并不是所有的html都可以在python-requests-html中访问
Not all html can be accessed in pythion-requests-html
我正在尝试 运行 一个脚本来简单地在网站中查找一些数字,但它似乎不想让我超过某个点。在这个脚本中:
from requests_html import HTMLSession
import requests
url = "https://auction.chimpers.xyz/"
try:
s = HTMLSession()
r = s.get(url)
except requests.exceptions.RequestException as e:
print(e)
r.html.render(sleep=1)
title = r.html.find("title",first=True).text
print(title)
divs_found = r.html.find("div")
print(divs_found)
meta_desc = r.html.xpath('//*[@id="description-view"]/div',first=True)
print(meta_desc)
price = r.html.find(".m-complete-info div",first=True)
print(price)
结果为:
Chimpers Genesis 100
[<Element 'div' id='app'>, <Element 'div' data-v-1d311e85='' id='m-connection' class=('manifold',)>, <Element 'div' id='description-view'>, <Element 'div' class=('manifold', 'm-complete-view')>, <Element 'div' data-v-cf8dbfe2='' class=('manifold', 'loading-screen')>, <Element 'div' class=('manifold-logo',)>]
<Element 'div' class=('manifold', 'm-complete-view')>
None
[Finished in 3.9s]
网站:https://auction.chimpers.xyz/
and the information I am trying to find is here
很明显,在列表中打印出来的元素之外还有更多 HTML 元素,但是每次我尝试访问它们时,即使使用 r.html.xpath("//*[@id="description-view"]/div/div[2]/div/div[2]/span/span[1]")
它也会 return None 即使它是我通过 google
中的检查获得的复制的 xpath
这是什么原因以及我将如何处理它?
我什至不知道是否可以使用 requests_html
,但可以使用 selenium
。
from selenium import webdriver
from selenium.webdriver.common.by import By
from selenium.webdriver.support.ui import WebDriverWait
from selenium.webdriver.support import expected_conditions as EC
from selenium.webdriver.chrome.options import Options
url = "https://auction.chimpers.xyz/"
class_names = ["m-price-label", "m-price-data"]
driver_options = Options()
driver_options.add_argument("--headless")
driver = webdriver.Chrome(options=driver_options)
driver.get(url)
results = {}
try:
for class_name in class_names:
element = WebDriverWait(driver, 10).until(
EC.presence_of_element_located((By.CLASS_NAME, class_name)))

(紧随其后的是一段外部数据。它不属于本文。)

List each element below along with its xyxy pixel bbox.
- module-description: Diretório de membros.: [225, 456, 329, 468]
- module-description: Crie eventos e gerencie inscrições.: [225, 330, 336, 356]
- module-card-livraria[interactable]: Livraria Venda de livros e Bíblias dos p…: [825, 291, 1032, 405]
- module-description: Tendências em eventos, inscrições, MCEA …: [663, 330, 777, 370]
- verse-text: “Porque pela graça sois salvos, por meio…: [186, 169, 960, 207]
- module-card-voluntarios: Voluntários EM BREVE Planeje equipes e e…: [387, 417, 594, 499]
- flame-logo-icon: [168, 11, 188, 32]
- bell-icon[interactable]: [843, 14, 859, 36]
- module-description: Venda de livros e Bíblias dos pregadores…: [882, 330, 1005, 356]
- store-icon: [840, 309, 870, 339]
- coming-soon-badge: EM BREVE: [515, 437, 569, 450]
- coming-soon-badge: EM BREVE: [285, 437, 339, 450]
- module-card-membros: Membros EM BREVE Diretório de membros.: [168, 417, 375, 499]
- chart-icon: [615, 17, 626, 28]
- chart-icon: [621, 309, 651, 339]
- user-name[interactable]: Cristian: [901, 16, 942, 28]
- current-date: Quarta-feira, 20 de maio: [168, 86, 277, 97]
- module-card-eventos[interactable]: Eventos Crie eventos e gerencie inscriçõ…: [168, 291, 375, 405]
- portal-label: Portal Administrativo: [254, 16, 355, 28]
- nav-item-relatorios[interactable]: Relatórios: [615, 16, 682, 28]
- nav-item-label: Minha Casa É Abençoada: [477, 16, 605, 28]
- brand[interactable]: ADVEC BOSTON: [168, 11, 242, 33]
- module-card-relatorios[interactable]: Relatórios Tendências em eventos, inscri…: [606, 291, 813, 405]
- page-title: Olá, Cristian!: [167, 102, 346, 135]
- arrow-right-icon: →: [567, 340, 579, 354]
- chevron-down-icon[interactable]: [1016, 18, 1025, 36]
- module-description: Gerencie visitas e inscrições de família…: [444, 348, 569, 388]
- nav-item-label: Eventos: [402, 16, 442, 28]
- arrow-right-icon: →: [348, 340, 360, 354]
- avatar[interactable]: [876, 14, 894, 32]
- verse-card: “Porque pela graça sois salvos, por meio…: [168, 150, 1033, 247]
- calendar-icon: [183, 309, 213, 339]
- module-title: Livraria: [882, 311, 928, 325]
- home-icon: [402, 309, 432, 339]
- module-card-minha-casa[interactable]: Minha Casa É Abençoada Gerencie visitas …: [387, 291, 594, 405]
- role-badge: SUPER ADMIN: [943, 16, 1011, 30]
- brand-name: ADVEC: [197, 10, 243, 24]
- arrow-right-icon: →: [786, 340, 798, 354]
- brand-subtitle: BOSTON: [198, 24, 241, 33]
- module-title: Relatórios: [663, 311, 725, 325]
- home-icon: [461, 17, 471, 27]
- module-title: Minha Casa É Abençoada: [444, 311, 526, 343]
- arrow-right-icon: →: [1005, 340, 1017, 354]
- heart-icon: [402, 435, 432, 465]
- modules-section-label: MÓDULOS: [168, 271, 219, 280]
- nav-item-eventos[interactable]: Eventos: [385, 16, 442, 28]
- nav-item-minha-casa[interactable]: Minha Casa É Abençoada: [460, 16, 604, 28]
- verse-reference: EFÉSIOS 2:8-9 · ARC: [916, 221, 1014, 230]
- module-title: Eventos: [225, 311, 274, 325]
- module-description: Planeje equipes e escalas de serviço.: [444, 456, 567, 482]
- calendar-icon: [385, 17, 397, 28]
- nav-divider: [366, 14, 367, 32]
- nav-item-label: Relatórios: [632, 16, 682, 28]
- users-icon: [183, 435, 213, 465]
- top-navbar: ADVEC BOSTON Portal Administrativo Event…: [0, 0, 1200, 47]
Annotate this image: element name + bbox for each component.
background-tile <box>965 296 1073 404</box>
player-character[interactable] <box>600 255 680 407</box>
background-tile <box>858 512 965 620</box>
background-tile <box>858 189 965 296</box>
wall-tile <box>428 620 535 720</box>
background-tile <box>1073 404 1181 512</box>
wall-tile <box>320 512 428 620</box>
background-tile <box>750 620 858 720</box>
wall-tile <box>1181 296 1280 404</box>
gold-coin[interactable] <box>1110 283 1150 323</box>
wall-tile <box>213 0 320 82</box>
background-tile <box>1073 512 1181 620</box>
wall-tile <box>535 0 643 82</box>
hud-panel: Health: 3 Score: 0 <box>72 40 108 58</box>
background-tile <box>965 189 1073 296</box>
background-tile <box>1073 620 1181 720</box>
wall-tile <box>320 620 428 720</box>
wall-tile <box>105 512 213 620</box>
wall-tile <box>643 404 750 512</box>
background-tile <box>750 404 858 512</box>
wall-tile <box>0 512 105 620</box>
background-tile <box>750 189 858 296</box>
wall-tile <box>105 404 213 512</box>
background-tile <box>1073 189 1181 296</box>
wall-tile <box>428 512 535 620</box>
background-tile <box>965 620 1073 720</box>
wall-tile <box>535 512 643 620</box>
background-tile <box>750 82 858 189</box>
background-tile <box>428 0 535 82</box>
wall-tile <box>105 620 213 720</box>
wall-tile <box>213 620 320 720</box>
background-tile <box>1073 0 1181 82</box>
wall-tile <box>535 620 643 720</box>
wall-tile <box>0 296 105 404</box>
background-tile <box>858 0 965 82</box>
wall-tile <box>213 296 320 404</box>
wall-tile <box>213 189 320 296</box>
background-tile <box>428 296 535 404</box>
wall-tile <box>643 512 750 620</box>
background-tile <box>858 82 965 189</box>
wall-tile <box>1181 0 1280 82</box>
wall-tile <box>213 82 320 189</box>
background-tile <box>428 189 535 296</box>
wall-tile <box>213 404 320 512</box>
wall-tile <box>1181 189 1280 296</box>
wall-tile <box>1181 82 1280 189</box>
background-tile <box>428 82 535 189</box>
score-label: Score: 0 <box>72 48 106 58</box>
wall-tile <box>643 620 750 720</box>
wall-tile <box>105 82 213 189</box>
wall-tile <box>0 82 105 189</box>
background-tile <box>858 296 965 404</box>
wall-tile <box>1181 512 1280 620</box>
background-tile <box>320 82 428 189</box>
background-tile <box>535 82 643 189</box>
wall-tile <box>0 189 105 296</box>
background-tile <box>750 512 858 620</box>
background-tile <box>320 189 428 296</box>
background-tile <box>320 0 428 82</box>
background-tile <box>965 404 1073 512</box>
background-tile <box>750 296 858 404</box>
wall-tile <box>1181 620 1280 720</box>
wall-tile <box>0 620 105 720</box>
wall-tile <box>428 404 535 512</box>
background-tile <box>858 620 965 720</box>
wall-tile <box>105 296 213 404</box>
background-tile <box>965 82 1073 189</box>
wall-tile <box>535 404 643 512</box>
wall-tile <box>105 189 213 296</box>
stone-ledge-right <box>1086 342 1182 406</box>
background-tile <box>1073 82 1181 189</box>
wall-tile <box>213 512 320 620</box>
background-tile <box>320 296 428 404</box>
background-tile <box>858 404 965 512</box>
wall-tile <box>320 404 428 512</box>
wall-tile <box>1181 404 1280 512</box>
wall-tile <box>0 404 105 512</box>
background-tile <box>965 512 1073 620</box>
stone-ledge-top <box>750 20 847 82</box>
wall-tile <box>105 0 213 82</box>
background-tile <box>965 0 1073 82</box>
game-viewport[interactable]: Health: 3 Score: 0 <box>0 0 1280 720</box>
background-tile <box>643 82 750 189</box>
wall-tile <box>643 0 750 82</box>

# Getting inner text of the html tag
results[class_name] = element.get_attribute("textContent")
finally:
driver.quit()
print(results)
请随意使用其他网络驱动程序而不是 Chrome
我正在尝试 运行 一个脚本来简单地在网站中查找一些数字,但它似乎不想让我超过某个点。在这个脚本中:
from requests_html import HTMLSession
import requests
url = "https://auction.chimpers.xyz/"
try:
s = HTMLSession()
r = s.get(url)
except requests.exceptions.RequestException as e:
print(e)
r.html.render(sleep=1)
title = r.html.find("title",first=True).text
print(title)
divs_found = r.html.find("div")
print(divs_found)
meta_desc = r.html.xpath('//*[@id="description-view"]/div',first=True)
print(meta_desc)
price = r.html.find(".m-complete-info div",first=True)
print(price)
结果为:
Chimpers Genesis 100
[<Element 'div' id='app'>, <Element 'div' data-v-1d311e85='' id='m-connection' class=('manifold',)>, <Element 'div' id='description-view'>, <Element 'div' class=('manifold', 'm-complete-view')>, <Element 'div' data-v-cf8dbfe2='' class=('manifold', 'loading-screen')>, <Element 'div' class=('manifold-logo',)>]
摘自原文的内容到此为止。